The battle fought this week (June 25) in 1876, near the Little Bighorn River in Montana, pitted Lieutenant Colonel George Custer and 210 members of the Seventh Cavalry against a far larger force of Lakota Sioux, Cheyenne and Arapaho Indians commanded by the great Lakota chief, Sitting Bull. When the Battle of Little Bighorn was over Custer and all of his men were dead, yet from their death sprang to life one of the great myths in American history, a myth we still celebrate. That myth of “Custer’s Last Stand” depicts Custer as a courageous victim, attacked by bloodthirsty savages intent upon his destruction.
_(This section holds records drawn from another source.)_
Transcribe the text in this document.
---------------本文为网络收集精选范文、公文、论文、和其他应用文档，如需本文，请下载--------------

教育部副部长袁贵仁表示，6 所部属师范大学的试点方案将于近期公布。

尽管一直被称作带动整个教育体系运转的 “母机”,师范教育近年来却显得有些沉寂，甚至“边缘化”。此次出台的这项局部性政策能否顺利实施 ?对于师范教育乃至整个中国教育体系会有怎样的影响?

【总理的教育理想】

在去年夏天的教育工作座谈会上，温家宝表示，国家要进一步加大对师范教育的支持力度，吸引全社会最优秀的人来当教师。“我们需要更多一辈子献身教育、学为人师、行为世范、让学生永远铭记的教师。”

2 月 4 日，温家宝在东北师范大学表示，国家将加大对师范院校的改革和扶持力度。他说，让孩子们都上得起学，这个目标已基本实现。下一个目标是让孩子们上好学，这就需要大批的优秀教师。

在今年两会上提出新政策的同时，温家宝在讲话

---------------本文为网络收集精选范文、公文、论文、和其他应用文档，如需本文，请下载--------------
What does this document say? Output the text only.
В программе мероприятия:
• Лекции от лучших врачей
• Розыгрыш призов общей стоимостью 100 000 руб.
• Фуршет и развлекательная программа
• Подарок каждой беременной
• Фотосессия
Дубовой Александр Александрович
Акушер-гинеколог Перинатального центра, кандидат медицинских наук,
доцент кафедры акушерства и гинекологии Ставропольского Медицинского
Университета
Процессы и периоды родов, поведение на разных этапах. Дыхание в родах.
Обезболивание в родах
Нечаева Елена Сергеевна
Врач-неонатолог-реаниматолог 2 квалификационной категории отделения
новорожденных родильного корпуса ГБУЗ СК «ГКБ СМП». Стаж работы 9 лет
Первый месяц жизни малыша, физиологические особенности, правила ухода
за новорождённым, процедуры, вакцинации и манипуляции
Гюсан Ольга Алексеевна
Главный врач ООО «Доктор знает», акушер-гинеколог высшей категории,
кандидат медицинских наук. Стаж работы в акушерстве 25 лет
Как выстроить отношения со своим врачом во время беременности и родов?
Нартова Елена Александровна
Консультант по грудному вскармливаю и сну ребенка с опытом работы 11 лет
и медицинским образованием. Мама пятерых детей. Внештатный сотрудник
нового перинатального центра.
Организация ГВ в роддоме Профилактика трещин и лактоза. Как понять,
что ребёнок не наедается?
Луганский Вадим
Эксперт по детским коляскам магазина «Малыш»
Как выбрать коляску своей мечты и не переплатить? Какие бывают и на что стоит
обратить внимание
So let’s destroy the myth.
First, Custer and the U.S. Army were the aggressors. In 1868 the U.S. government signed a treaty with the aforementioned Indians granting them permanent possession of lands that included South Dakota and Montana. Yet when gold was discovered in South Dakota’s Black Hills in 1872, white prospectors flocked to the area, ignoring the treaty. Although then-President Ulysses S. Grant subsequently tried to buy the territory from the Indians, Sitting Bull refused to sell, so Grant ordered all Indians to leave the land or be considered at war with the United States. Thus in June of 1876 an army commanded by General Alfred Terry was sent to South Dakota and Montana to drive the Indians off their land. Custer was a part of that army.